Spain’s Civil Servants Receive Delayed Pay Rise

80
Spain's Civil Servants Receive Delayed Pay Rise
Image AI

After a long wait, the Spanish government has given the green light for a 0.5% pay increase for public employees. This adjustment, which was pending for six months, is the last installment of the salary increases agreed upon with the trade unions for the period 2022-2024. The Council of Ministers approved the measure, thus concluding an important phase of salary negotiations, even if the measure will be implemented outside the General State Budget (PGE).

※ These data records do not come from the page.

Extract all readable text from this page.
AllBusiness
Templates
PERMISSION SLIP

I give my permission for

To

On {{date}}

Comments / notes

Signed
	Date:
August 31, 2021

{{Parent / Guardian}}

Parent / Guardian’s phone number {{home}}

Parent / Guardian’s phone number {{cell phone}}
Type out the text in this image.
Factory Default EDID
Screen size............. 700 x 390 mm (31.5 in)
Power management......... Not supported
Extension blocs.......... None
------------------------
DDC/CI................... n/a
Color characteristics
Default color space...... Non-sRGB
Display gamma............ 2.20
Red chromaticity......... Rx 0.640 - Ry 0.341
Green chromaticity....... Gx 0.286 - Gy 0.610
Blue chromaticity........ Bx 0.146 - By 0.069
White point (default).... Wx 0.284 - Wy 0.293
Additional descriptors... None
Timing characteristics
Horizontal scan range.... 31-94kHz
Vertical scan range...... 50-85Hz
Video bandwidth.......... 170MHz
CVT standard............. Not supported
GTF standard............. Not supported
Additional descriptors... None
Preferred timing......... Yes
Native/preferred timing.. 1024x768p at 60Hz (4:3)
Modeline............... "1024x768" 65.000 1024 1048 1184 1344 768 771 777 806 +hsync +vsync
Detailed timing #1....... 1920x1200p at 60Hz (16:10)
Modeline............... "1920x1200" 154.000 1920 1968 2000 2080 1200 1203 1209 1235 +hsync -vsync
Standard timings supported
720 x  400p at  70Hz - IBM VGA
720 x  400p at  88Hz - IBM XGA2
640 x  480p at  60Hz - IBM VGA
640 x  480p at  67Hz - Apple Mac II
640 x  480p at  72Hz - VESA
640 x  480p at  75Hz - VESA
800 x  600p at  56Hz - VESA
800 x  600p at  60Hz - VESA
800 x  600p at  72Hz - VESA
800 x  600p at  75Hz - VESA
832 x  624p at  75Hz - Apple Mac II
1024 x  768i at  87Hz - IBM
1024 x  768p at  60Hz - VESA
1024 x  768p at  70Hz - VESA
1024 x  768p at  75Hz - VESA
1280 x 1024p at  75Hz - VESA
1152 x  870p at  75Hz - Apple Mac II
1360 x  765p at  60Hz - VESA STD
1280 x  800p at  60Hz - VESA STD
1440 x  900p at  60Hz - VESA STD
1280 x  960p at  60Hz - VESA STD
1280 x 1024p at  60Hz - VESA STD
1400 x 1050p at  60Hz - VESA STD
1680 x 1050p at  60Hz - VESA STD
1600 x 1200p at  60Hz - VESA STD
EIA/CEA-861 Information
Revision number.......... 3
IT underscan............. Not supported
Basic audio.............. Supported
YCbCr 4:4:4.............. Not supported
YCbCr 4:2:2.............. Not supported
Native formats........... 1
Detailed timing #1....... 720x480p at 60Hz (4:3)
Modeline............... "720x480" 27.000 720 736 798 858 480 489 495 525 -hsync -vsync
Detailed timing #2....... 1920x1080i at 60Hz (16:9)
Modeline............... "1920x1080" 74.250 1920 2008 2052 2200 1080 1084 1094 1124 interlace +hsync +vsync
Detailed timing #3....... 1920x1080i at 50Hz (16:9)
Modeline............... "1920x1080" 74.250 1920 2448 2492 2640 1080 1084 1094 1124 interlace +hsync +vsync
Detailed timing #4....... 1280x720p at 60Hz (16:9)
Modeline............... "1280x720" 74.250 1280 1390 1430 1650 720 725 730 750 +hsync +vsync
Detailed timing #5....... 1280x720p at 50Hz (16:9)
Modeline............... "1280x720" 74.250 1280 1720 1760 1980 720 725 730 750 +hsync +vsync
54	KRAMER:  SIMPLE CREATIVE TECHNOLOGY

Backdated Payment Ensures Purchasing Power – Partially

The additional 0.5% translates to approximately 14 euros more per month for the average civil servant’s salary. This completes the total increase of 9.8% agreed with UGT and Comisiones Obreras between 2022 and 2024. The increase will be applied retroactively to January 1, 2024, meaning that the approximately three million beneficiaries will receive the outstanding amount in a single payment in one of the upcoming paychecks, and it will be consolidated into their future salaries.

Pilar Alegría, the Minister’s spokesperson, described this step as “very important” and emphasized that it “fulfills” the agreements reached with the unions. She framed the approval within the context of “the government’s commitment in favor of public services,” aimed at strengthening public employment offers and citizen services.

Despite this adjustment, it should be noted that the remuneration agreement signed in 2022 lagged behind the sharp increase in prices during that period. Compared to private sector salaries, which increased by 12.3% according to the INE’s quarterly labor cost survey, civil servants’ salaries have not kept pace. This means that public sector employees have experienced a significant loss of purchasing power during the years of high inflation.

Unions Demand More: Glimpse into an Uncertain Future

While the two unions that signed the agreement welcomed the increase, they also made it clear that several demands remain open. These include the introduction of partial retirement, the reduction of the working week to 35 hours, and the development of a professional classification system.

With this cycle of salary adjustments concluded, the focus now shifts to negotiating a new collective agreement. The unions aim for a multi-year agreement in this regard. Discussions are still at a very early stage, and the current political instability in Spain makes it very difficult to say if and when a new agreement, which will have significant implications for public finances, can be signed. Six months into the year, public sector employees still have no concrete prospects for a pay increase in 2025.

The financial scenario is anything but favorable. The NATO demand to increase defense spending will require significant commitments in the future, which could impact other policy areas. In addition, the higher costs of financing Spain’s structural deficits due to increased interest rates, well above pre-pandemic levels, are a factor. All of this, coupled with spending pressure related to population aging (pensions, health, and care), leaves little room for additional expenditure.

Nevertheless, UGT and CCOO will meet with Óscar López, the Minister responsible for Public Function, next Thursday to discuss the next steps. Although the unions have not yet concretized their proposal, they all agree that they will demand increases that guarantee purchasing power and even allow them to partially recover some of the ground lost to inflation in recent years.